There are, of course, no shortage of reasons to stage a Spotify boycott of your own. From their terrible artist remuneration to their total cultural devaluing of music in modern life in general, to the proliferation of “ghost artists” and A.I generated “content” on the platform; CEO Daniel Ek’s massive investment into military A.I technology using money made from Spotify or allowing advertising from ICE and any number of other unfathomable sins, Spotify leave you no shortage of reasons to find a new streaming service quicker than you can say “New Music Friday”.

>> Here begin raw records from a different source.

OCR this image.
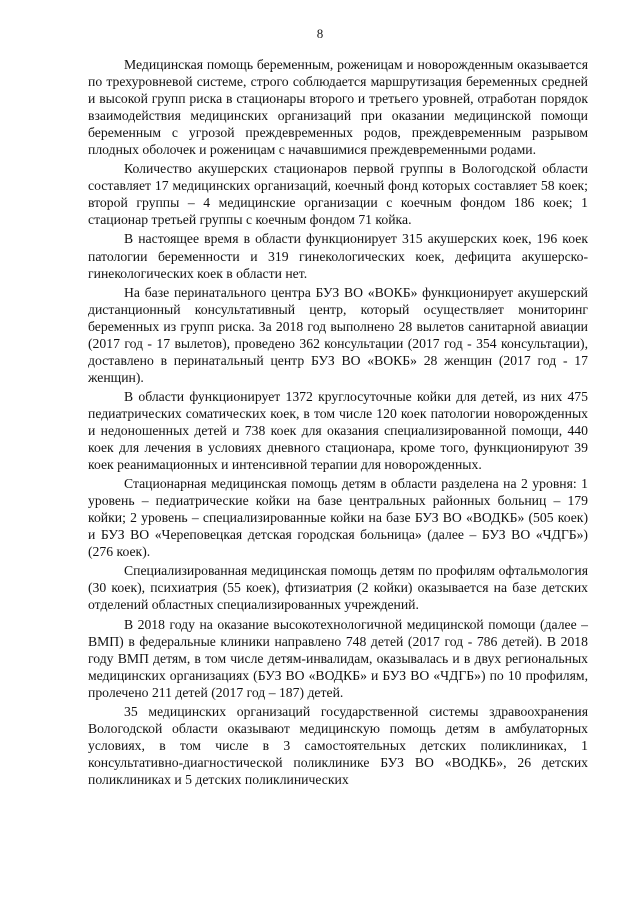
8

Медицинская помощь беременным, роженицам и новорожденным оказывается по трехуровневой системе, строго соблюдается маршрутизация беременных средней и высокой групп риска в стационары второго и третьего уровней, отработан порядок взаимодействия медицинских организаций при оказании медицинской помощи беременным с угрозой преждевременных родов, преждевременным разрывом плодных оболочек и роженицам с начавшимися преждевременными родами.

Количество акушерских стационаров первой группы в Вологодской области составляет 17 медицинских организаций, коечный фонд которых составляет 58 коек; второй группы – 4 медицинские организации с коечным фондом 186 коек; 1 стационар третьей группы с коечным фондом 71 койка.

В настоящее время в области функционирует 315 акушерских коек, 196 коек патологии беременности и 319 гинекологических коек, дефицита акушерско-гинекологических коек в области нет.

На базе перинатального центра БУЗ ВО «ВОКБ» функционирует акушерский дистанционный консультативный центр, который осуществляет мониторинг беременных из групп риска. За 2018 год выполнено 28 вылетов санитарной авиации (2017 год - 17 вылетов), проведено 362 консультации (2017 год - 354 консультации), доставлено в перинатальный центр БУЗ ВО «ВОКБ» 28 женщин (2017 год - 17 женщин).

В области функционирует 1372 круглосуточные койки для детей, из них 475 педиатрических соматических коек, в том числе 120 коек патологии новорожденных и недоношенных детей и 738 коек для оказания специализированной помощи, 440 коек для лечения в условиях дневного стационара, кроме того, функционируют 39 коек реанимационных и интенсивной терапии для новорожденных.

Стационарная медицинская помощь детям в области разделена на 2 уровня: 1 уровень – педиатрические койки на базе центральных районных больниц – 179 койки; 2 уровень – специализированные койки на базе БУЗ ВО «ВОДКБ» (505 коек) и БУЗ ВО «Череповецкая детская городская больница» (далее – БУЗ ВО «ЧДГБ») (276 коек).

Специализированная медицинская помощь детям по профилям офтальмология (30 коек), психиатрия (55 коек), фтизиатрия (2 койки) оказывается на базе детских отделений областных специализированных учреждений.

В 2018 году на оказание высокотехнологичной медицинской помощи (далее – ВМП) в федеральные клиники направлено 748 детей (2017 год - 786 детей). В 2018 году ВМП детям, в том числе детям-инвалидам, оказывалась и в двух региональных медицинских организациях (БУЗ ВО «ВОДКБ» и БУЗ ВО «ЧДГБ») по 10 профилям, пролечено 211 детей (2017 год – 187) детей.

35 медицинских организаций государственной системы здравоохранения Вологодской области оказывают медицинскую помощь детям в амбулаторных условиях, в том числе в 3 самостоятельных детских поликлиниках, 1 консультативно-диагностической поликлинике БУЗ ВО «ВОДКБ», 26 детских поликлиниках и 5 детских поликлинических
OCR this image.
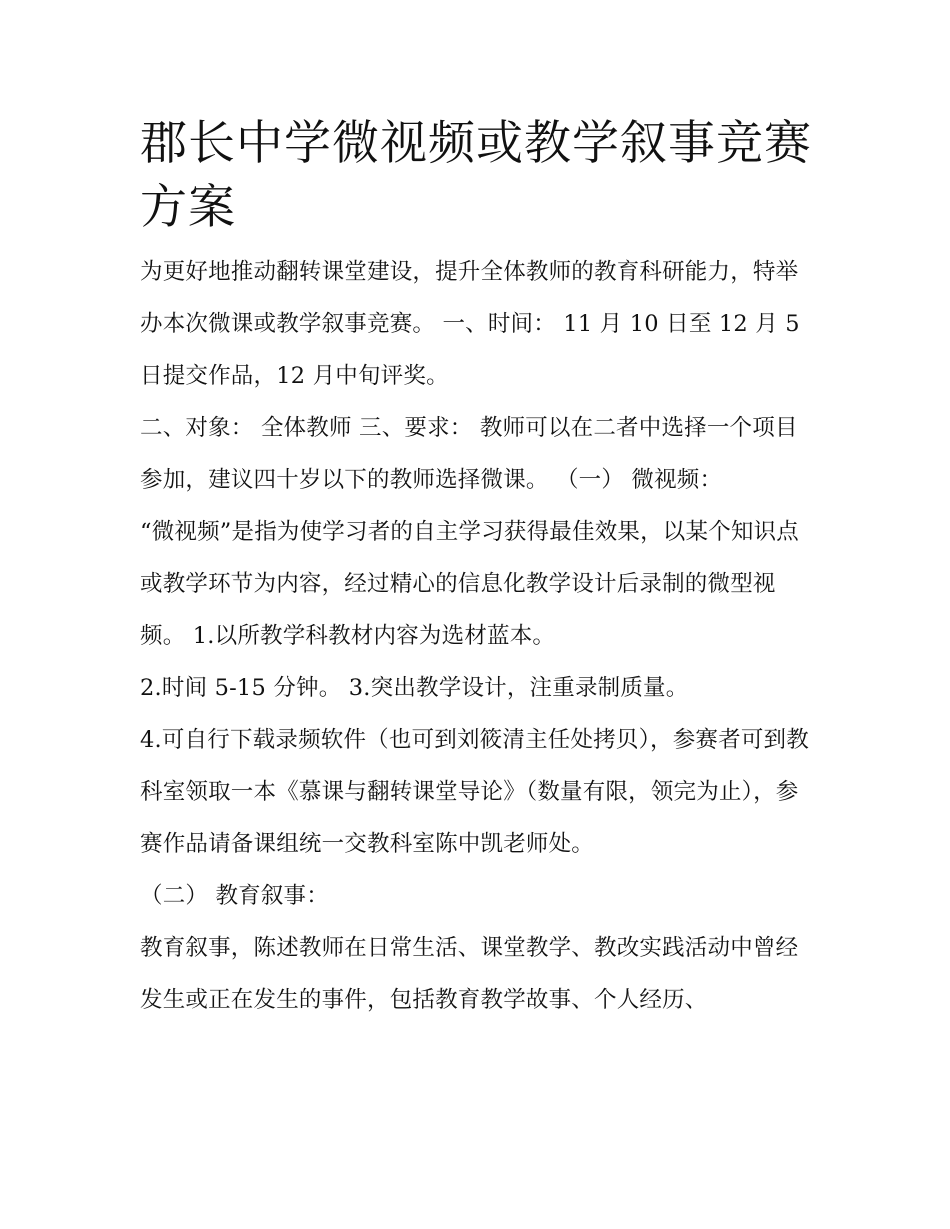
郡长中学微视频或教学叙事竞赛方案

为更好地推动翻转课堂建设，提升全体教师的教育科研能力，特举办本次微课或教学叙事竞赛。 一、时间： 11 月 10 日至 12 月 5 日提交作品，12 月中旬评奖。

二、对象： 全体教师 三、要求： 教师可以在二者中选择一个项目参加，建议四十岁以下的教师选择微课。 （一） 微视频：

“微视频”是指为使学习者的自主学习获得最佳效果，以某个知识点或教学环节为内容，经过精心的信息化教学设计后录制的微型视频。 1.以所教学科教材内容为选材蓝本。

2.时间 5-15 分钟。 3.突出教学设计，注重录制质量。

4.可自行下载录频软件（也可到刘筱清主任处拷贝），参赛者可到教科室领取一本《慕课与翻转课堂导论》（数量有限，领完为止），参赛作品请备课组统一交教科室陈中凯老师处。

（二） 教育叙事：

教育叙事，陈述教师在日常生活、课堂教学、教改实践活动中曾经发生或正在发生的事件，包括教育教学故事、个人经历、
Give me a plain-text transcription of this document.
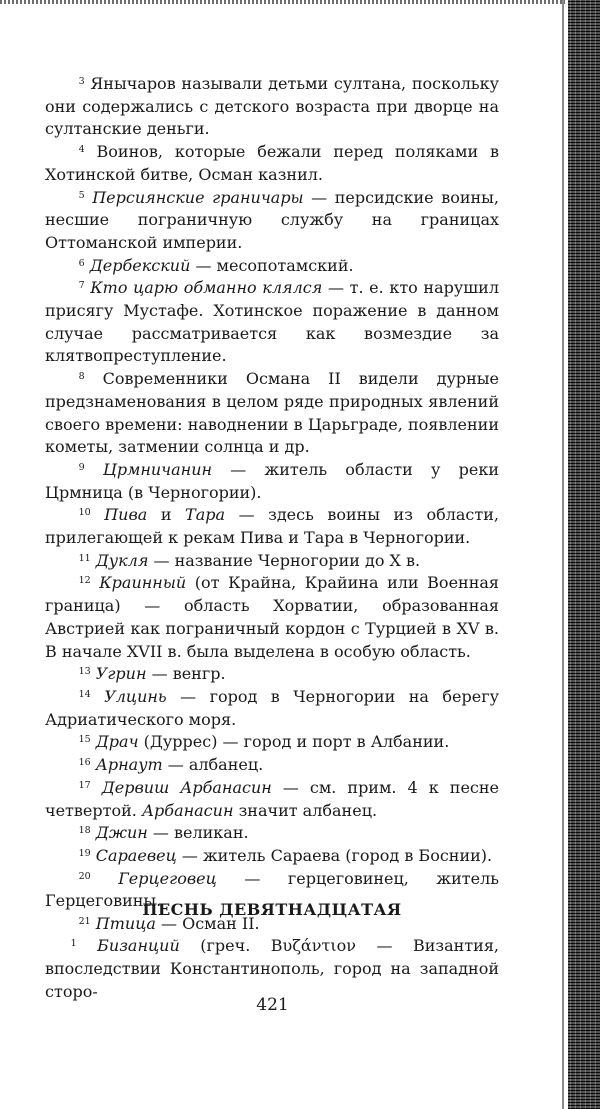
$^3$ Янычаров называли детьми султана, поскольку они содержались с детского возраста при дворце на султанские деньги.
$^4$ Воинов, которые бежали перед поляками в Хотинской битве, Осман казнил.
$^5$ Персиянские граничары — персидские воины, несшие пограничную службу на границах Оттоманской империи.
$^6$ Дербекский — месопотамский.
$^7$ Кто царю обманно клялся — т. е. кто нарушил присягу Мустафе. Хотинское поражение в данном случае рассматривается как возмездие за клятвопреступление.
$^8$ Современники Османа II видели дурные предзнаменования в целом ряде природных явлений своего времени: наводнении в Царьграде, появлении кометы, затмении солнца и др.
$^9$ Црмничанин — житель области у реки Црмница (в Черногории).
$^{10}$ Пива и Тара — здесь воины из области, прилегающей к рекам Пива и Тара в Черногории.
$^{11}$ Дукля — название Черногории до X в.
$^{12}$ Краинный (от Крайна, Крайина или Военная граница) — область Хорватии, образованная Австрией как пограничный кордон с Турцией в XV в. В начале XVII в. была выделена в особую область.
$^{13}$ Угрин — венгр.
$^{14}$ Улцинь — город в Черногории на берегу Адриатического моря.
$^{15}$ Драч (Дуррес) — город и порт в Албании.
$^{16}$ Арнаут — албанец.
$^{17}$ Дервиш Арбанасин — см. прим. 4 к песне четвертой. Арбанасин значит албанец.
$^{18}$ Джин — великан.
$^{19}$ Сараевец — житель Сараева (город в Боснии).
$^{20}$ Герцеговец — герцеговинец, житель Герцеговины.
$^{21}$ Птица — Осман II.
ПЕСНЬ ДЕВЯТНАДЦАТАЯ
$^1$ Бизанций (греч. Βυζάντιον — Византия, впоследствии Константинополь, город на западной сторо-
421
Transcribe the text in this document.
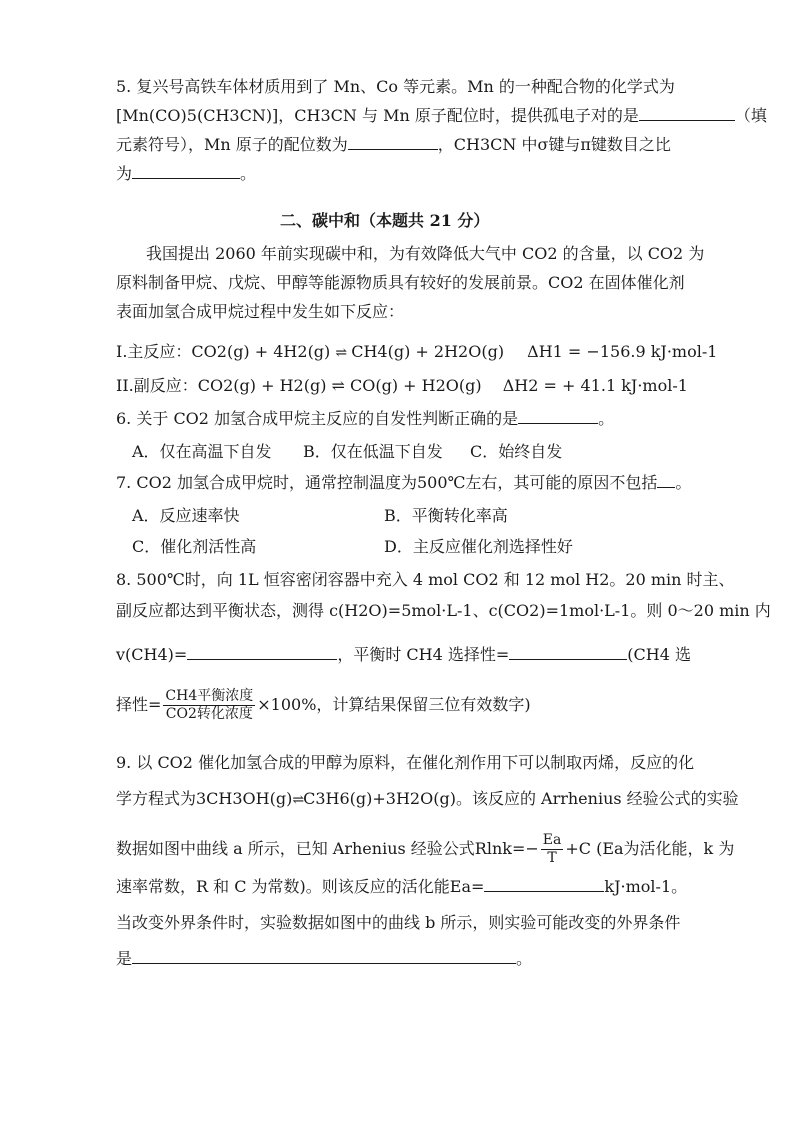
5. 复兴号高铁车体材质用到了 Mn、Co 等元素。Mn 的一种配合物的化学式为
[Mn(CO)5(CH3CN)]，CH3CN 与 Mn 原子配位时，提供孤电子对的是	（填
元素符号），Mn 原子的配位数为	，CH3CN 中σ键与π键数目之比
为	。
二、碳中和（本题共 21 分）
我国提出 2060 年前实现碳中和，为有效降低大气中 CO2 的含量，以 CO2 为
原料制备甲烷、戊烷、甲醇等能源物质具有较好的发展前景。CO2 在固体催化剂
表面加氢合成甲烷过程中发生如下反应：
I.主反应：CO2(g) + 4H2(g) ⇌ CH4(g) + 2H2O(g) ΔH1 = −156.9 kJ·mol-1
II.副反应：CO2(g) + H2(g) ⇌ CO(g) + H2O(g) ΔH2 = + 41.1 kJ·mol-1
6. 关于 CO2 加氢合成甲烷主反应的自发性判断正确的是	。
A．仅在高温下自发 B．仅在低温下自发 C．始终自发
7. CO2 加氢合成甲烷时，通常控制温度为500℃左右，其可能的原因不包括 。
A．反应速率快	B．平衡转化率高
C．催化剂活性高	D．主反应催化剂选择性好
8. 500℃时，向 1L 恒容密闭容器中充入 4 mol CO2 和 12 mol H2。20 min 时主、
副反应都达到平衡状态，测得 c(H2O)=5mol·L-1、c(CO2)=1mol·L-1。则 0～20 min 内
v(CH4)=	，平衡时 CH4 选择性=	(CH4 选
择性= $\frac{\text{CH4平衡浓度}}{\text{CO2转化浓度}} \times 100\%$，计算结果保留三位有效数字)
9. 以 CO2 催化加氢合成的甲醇为原料，在催化剂作用下可以制取丙烯，反应的化
学方程式为3CH3OH(g)⇌C3H6(g)+3H2O(g)。该反应的 Arrhenius 经验公式的实验
数据如图中曲线 a 所示，已知 Arhenius 经验公式$Rlnk=- \frac{Ea}{T} +C$ (Ea为活化能，k 为
速率常数，R 和 C 为常数)。则该反应的活化能Ea=	kJ·mol-1。
当改变外界条件时，实验数据如图中的曲线 b 所示，则实验可能改变的外界条件
是	。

But, if you do opt to look for a new home for your playlists and want to keep on listening to Neil Young, you soon won’t find him on Amazon Music, either. Young has recently announced he’ll be pulling his music from the platform, in light of the increasingly close ties between Amazon magnate Jeff Bezos and America’s fascist president, Donald Trump. Young has also called for consumers to choose to shop locally, instead of heading to the Bezos-owned Whole Foods. Similarly, Young has called for a boycott on fellow insidious tech-tycoons who have climbed into bed with Trump, Mark Zuckerberg and Elon Musk, and their platforms Meta and X (better known as Twitter), respectively. Young has cited Meta’s “unconscionable use of chatbots with children” for his severance of ties with the company’s Facebook and Instagram websites, and concerns over the proliferation of anti-semitic content on X for his calls to quit using Musk’s platform.

These men—Donald Trump, Jeff Bezos, Mark Zuckerberg and Elon Musk, among many others—have been instrumental in sewing the seeds of hate, division, violence, anger and doubt into the fabric of our modern society and culture. They are spearheading the biggest transfer of wealth, from the poor to the already super-rich, in all of human history, and they are laying waste to the only planet we have a hope to live on in the process. It’s no wonder, then, that a man of such deep morality, deep love for both people and planet, would rage against them and everything they own and stand for.

In a recent blog post, Young raised a call to arms against them and every destructive techno-fascist like them, saying, “”Forget Amazon and Whole Foods. Forget Facebook. Buy local. Buy direct. Bezos supports this government”, before adding, “don’t go back to the big corporations who have sold out America. We all have to give up something to save America from the Corporate Control Age it is entering. They need you to buy from them. Don’t”. And it’s not just Americans who should be listening to him, but all of us, the whole world over. We all deserve a brighter future than the one these corporations are carving out for us. We all deserve to keep on rockin’ in the free world.